Algo en su tono me sorprendió, y dije divertida:

- ¿Has cambiado de oficio, Herófila, eres ahora alcahueta? ¿Te parece que hay algo que sea más importante que la guerra?

De pronto bajó la vista, se cubrió el rostro con las manos y comenzó a llorar. Por lo visto algo la atormentaba.

- Señora… -balbuceó-, perdona, señora. No te he traicionado puesto que continúo a tu servicio… y te soy fiel… pero el rey Agamenón.

Entonces sacó de entre los pliegues de su túnica una bolsa y me la entregó.

- Es lo que él me ha dado -me dijo-, son piezas de oro. Me las ofreció a cambio de que te convenciera para…, él desea verte. Te ama…, tú le amas a él. Eso no tiene nada que ver con la guerra, así lo creo. No he hecho nada malo.

Yo me eché a reír.

- Guarda tu oro, Herófila, te lo has ganado.

Su gesto me conmovió. Era una sirviente fiel y una buena mujer, cuya lealtad estaba muy por encima de la codicia por el oro tan propia de los humanos. No había traición en su acto sino, por el contrario, amor por mí, ella deseaba mi dicha. Había comprendido que amaba a mi enemigo, y no me juzgaba.
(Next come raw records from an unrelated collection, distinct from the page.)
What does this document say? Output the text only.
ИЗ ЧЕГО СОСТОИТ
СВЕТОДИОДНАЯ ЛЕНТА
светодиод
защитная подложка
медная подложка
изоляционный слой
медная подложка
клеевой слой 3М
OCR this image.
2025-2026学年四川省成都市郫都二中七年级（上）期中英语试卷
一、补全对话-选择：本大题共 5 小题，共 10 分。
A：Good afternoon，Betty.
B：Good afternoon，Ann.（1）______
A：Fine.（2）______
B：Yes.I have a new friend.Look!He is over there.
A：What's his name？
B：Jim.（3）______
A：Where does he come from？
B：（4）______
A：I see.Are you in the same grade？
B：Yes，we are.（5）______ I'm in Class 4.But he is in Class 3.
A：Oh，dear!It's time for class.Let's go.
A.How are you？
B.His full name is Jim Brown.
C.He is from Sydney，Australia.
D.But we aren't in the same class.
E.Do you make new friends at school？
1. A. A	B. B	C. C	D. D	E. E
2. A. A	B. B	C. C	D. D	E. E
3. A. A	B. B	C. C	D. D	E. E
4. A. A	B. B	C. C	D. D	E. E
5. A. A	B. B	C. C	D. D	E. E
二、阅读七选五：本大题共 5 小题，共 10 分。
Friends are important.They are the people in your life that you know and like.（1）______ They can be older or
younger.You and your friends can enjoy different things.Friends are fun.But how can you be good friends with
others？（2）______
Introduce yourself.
- Pero escucha -dije-, me preocupa otra cosa. He estado pensando. Ahora Agamenón sabe que Aristoo y tú sois espías míos, y mientras lo sepa él no corréis peligro, como puedes ver, incluso te ha utilizado para sus fines. Sin embargo, está rodeado de hombres muy listos y temo que de un modo u otro os descubran. Escúchame, quiero que Aristoo y tú abandonéis el campamento aqueo y os refugiéis en Troya. Aquí también podéis serme útiles. ¿Tenéis allí hombres vuestros?

- Sí, señora, aqueos del ejército y asistentes, un carpintero, un mozo y un soldado de a pie. Están comprados.

- No es fácil que sospechen. Idea la forma de comunicarte con ellos con regularidad y regresad a Troya.

- Sí, señora.

- En cuanto a Agamenón, dile que iré al campamento aqueo. Mañana, al anochecer.